The helix generation is governed by the fundamental relationship between axial travel and rotation. For a helical gear with face width $B$ and reference radius $r$, the total rotational angle from one end to the other is $\beta’_T = \frac{B \tan \beta}{r}$. This can be expressed in terms of the lead $L$ of the helix, where $L = \frac{2 \pi r}{\tan \beta}$. Therefore, $\beta’_T = \frac{2 \pi B}{L}$. This helical path ensures that the tooth maintains a constant lead angle across its face, which is vital for smooth meshing in a helical gear pump.
In conclusion, the method presented herein offers a robust framework for the accurate and efficient parametric modeling of helical gears specifically tailored for gear pump applications within the UG NX software environment. The cornerstone of this approach is the use of fully equation-driven law curves for every segment of the tooth profile, including the exact transition curves, and the helical paths. This eliminates geometric approximations and ensures high model fidelity.
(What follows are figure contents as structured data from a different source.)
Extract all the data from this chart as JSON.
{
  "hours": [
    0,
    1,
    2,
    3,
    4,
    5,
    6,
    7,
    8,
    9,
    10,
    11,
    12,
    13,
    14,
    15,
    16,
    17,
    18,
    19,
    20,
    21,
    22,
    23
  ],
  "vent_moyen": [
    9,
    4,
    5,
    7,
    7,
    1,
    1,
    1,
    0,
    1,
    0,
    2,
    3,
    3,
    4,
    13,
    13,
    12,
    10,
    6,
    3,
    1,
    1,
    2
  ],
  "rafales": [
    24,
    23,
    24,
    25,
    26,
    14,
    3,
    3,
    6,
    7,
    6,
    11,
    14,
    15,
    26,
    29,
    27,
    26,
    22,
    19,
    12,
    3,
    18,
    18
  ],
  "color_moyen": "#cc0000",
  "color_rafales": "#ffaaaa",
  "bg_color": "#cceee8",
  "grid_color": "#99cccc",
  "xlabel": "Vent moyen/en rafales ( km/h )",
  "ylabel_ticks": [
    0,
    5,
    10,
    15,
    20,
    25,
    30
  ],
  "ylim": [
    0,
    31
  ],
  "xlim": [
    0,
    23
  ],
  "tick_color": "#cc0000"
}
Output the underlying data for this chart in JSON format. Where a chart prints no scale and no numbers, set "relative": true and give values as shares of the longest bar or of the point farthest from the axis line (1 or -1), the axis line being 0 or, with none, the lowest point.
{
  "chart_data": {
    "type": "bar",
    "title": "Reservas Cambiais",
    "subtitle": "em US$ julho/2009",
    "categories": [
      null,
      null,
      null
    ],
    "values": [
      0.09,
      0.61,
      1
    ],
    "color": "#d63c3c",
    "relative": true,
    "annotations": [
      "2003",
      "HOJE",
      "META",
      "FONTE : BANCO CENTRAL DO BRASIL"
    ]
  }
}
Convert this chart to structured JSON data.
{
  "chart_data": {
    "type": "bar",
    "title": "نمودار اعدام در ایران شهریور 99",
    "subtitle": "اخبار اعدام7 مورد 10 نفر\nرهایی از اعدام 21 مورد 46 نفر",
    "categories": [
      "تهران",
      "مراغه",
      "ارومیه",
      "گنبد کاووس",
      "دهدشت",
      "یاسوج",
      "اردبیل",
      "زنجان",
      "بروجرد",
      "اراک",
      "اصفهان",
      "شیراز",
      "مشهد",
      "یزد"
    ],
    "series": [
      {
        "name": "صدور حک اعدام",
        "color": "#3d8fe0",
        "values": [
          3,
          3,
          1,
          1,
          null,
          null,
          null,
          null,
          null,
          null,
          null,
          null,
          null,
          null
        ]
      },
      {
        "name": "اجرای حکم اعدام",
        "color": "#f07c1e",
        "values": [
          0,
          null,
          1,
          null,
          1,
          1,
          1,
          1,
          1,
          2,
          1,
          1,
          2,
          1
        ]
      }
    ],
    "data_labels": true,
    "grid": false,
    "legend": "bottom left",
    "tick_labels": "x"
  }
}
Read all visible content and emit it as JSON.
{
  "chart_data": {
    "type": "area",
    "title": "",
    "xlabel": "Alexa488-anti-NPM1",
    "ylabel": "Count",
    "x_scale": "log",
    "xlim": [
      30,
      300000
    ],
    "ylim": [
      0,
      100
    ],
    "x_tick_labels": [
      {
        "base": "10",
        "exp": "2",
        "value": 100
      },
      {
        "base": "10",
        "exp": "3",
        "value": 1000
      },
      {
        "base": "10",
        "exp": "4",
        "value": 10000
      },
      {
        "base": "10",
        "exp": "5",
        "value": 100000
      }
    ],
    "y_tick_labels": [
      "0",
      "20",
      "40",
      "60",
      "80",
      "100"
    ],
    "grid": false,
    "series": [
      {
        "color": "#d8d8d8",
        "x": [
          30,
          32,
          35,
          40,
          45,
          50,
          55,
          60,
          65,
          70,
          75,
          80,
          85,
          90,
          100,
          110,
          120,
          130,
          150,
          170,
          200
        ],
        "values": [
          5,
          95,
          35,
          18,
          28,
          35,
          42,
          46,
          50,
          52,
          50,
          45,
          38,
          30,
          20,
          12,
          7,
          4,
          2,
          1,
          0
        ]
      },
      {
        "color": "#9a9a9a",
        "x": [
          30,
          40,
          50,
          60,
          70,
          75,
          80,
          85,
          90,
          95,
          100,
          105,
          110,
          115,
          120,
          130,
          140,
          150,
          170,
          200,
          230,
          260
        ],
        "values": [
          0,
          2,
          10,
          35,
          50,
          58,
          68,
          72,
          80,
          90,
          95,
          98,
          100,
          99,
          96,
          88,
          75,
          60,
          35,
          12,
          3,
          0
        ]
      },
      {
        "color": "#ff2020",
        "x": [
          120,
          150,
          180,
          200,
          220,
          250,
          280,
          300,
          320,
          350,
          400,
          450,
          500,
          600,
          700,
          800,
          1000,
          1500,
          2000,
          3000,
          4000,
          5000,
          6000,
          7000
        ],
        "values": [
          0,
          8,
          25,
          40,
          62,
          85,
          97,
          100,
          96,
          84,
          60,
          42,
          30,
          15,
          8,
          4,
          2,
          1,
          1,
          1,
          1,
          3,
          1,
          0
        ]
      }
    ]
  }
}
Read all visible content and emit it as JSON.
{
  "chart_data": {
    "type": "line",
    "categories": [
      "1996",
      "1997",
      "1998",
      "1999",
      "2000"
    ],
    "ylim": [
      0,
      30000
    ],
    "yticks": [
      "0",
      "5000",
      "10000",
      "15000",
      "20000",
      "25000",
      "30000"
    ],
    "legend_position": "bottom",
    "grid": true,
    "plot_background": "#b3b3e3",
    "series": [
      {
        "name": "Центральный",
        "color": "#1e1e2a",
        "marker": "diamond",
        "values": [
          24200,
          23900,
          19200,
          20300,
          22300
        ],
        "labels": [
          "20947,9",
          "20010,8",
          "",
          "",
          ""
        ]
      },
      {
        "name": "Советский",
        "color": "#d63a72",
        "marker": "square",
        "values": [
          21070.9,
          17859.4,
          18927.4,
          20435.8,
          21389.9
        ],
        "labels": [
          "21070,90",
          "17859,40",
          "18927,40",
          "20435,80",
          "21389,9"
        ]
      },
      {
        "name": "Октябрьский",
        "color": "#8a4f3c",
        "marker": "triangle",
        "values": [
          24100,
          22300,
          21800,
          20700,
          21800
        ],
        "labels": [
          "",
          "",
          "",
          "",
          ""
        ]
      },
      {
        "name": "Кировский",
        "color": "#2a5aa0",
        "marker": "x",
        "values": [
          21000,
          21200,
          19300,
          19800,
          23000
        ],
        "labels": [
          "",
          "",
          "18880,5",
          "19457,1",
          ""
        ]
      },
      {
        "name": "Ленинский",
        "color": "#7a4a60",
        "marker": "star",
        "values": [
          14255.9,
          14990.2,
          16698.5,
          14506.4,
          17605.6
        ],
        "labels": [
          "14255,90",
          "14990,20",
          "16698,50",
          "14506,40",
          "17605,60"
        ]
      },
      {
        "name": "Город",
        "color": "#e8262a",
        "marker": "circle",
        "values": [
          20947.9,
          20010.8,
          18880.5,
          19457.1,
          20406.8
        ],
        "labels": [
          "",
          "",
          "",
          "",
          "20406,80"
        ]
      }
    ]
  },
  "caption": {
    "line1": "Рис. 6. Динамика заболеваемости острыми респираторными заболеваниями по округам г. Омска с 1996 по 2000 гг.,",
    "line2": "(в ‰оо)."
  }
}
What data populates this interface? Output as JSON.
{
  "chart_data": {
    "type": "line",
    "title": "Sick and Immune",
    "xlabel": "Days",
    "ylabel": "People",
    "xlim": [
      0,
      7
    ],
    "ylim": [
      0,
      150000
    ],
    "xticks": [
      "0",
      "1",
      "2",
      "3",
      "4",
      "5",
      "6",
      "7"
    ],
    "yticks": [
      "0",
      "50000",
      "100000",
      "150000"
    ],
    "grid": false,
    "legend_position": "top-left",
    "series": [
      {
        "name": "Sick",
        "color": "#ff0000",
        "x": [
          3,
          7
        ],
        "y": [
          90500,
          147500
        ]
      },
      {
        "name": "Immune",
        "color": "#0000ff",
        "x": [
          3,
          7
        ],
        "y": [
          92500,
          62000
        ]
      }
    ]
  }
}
The subsequent use of associative sweep and instance geometry features creates a parameterized helical gear component that updates automatically with changes to its defining parameters. Finally, the assembly modeling technique with inter-part expressions and constraints yields a fully parameterized helical gear pair that can simulate meshing motion and adapt to design changes seamlessly. This integrated workflow significantly enhances the modeling efficiency, accuracy, and reliability for helical gear pump design, providing a solid foundation for subsequent analysis tasks such as structural simulation, fluid dynamics analysis, and manufacturability studies. The ability to quickly iterate helical gear designs based on performance requirements is a substantial benefit for engineers developing advanced fluid power systems.